2005-03-15 - Thatched Roofs
Matthew 15:26, "And He answered and said, 'It is not good to take the children's bread and throw it to the dogs.'"
Here is something I read and would like to turn into a thought for the day. Please know that this "thought for the day" is from the 1500's, and that should qualify it.
-- Houses back then had thatched roofs - thick straw, piled high, with no wood underneath. It was the only place for animals to get warm, so all the dogs, cats, and other small animals lived in the roof. When it rained, it became slippery and sometimes the animals would slide off the roof. This is where the saying, "It's raining cats and dogs," came from.

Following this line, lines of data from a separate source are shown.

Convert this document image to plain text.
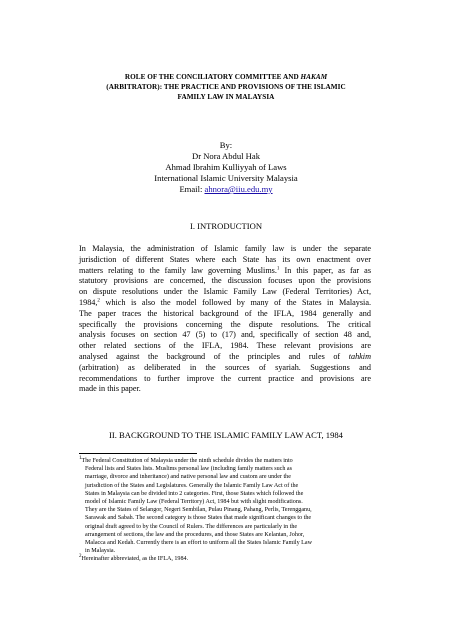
ROLE OF THE CONCILIATORY COMMITTEE AND HAKAM
(ARBITRATOR): THE PRACTICE AND PROVISIONS OF THE ISLAMIC
FAMILY LAW IN MALAYSIA
By:
Dr Nora Abdul Hak
Ahmad Ibrahim Kulliyyah of Laws
International Islamic University Malaysia
Email: ahnora@iiu.edu.my
I. INTRODUCTION
In Malaysia, the administration of Islamic family law is under the separate
jurisdiction of different States where each State has its own enactment over
matters relating to the family law governing Muslims.$^1$ In this paper, as far as
statutory provisions are concerned, the discussion focuses upon the provisions
on dispute resolutions under the Islamic Family Law (Federal Territories) Act,
1984,$^2$ which is also the model followed by many of the States in Malaysia.
The paper traces the historical background of the IFLA, 1984 generally and
specifically the provisions concerning the dispute resolutions. The critical
analysis focuses on section 47 (5) to (17) and, specifically of section 48 and,
other related sections of the IFLA, 1984. These relevant provisions are
analysed against the background of the principles and rules of tahkim
(arbitration) as deliberated in the sources of syariah. Suggestions and
recommendations to further improve the current practice and provisions are
made in this paper.
II. BACKGROUND TO THE ISLAMIC FAMILY LAW ACT, 1984
$^1$The Federal Constitution of Malaysia under the ninth schedule divides the matters into
Federal lists and States lists. Muslims personal law (including family matters such as
marriage, divorce and inheritance) and native personal law and custom are under the
jurisdiction of the States and Legislatures. Generally the Islamic Family Law Act of the
States in Malaysia can be divided into 2 categories. First, those States which followed the
model of Islamic Family Law (Federal Territory) Act, 1984 but with slight modifications.
They are the States of Selangor, Negeri Sembilan, Pulau Pinang, Pahang, Perlis, Terengganu,
Sarawak and Sabah. The second category is those States that made significant changes to the
original draft agreed to by the Council of Rulers. The differences are particularly in the
arrangement of sections, the law and the procedures, and those States are Kelantan, Johor,
Malacca and Kedah. Currently there is an effort to uniform all the States Islamic Family Law
in Malaysia.
$^2$Hereinafter abbreviated, as the IFLA, 1984.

This thought is something that I read recently, and it reminded me of some time I spent in London. I took an excursion to Stratford-Upon-Avon, which is where Shakespeare was born. They have a whole community there, about two hours outside of London. It was amazing, even for a non-shakspaerian type like myself. But they had thatched roofs. The town was very modern, but the house of Shakespeare (where they think he was born) was thatched. I had never learned that this was the case. However, I have a few thoughts on this.
The phrase, "It's raining cats and dogs," is normally used in reference to a big rain storm. But I have heard it used differently, and that is where I would like to focus. I have heard it used in relation to the storms of life that we all experience. Sometimes things hit so hard, and everything seems to hit at the same time, so that often, if feels like it is raining cats and dogs. The question is really how we deal with the storms of life. We all experience them, but how do we deal with them? The only way I can say it, and I feel like I say it all the time - I said it to my theology class this morning - is we must rest in Christ. We must rest in the mercy of Christ alone.
We hit on this yesterday, but I can't let it rest. The gospel is for those who will believe, and those who have believed. We all mess up, and continue to need the forgiveness of Jesus Christ. It is true that when we turn to Christ in faith, our sins are forgiven past, present, and future. I was overjoyed in my class this morning, when we were talking about sin and everyone, many of whom are not Christians, admitted they all knew they were sinners. Then we came to the sins of infants or newborns, and it was told to me by one of the class members that she did not like that some think we are born into the world in sin. I know a lot of people don't like that, but it is hard to get around Romams Chapter 5 on this one.
It is a doctrine called the imputation of Adam's sin. And, while this was really outside the scope of the class, and something I had not planned on dealing with, it is an important doctrine. It is part of the Christian belief system to know that as Adam was our representative in the fall into sin, so is Christ our representative in our rescue from sin. I know this is hard-core stuff, and please read Romans 5 before responding to me. But I will tell you all the same thing I told my class. We all struggle, and part of getting past things is admitting this. I actually wrote a lot more here, but I am ending it here and pressing delete on what I wrote below.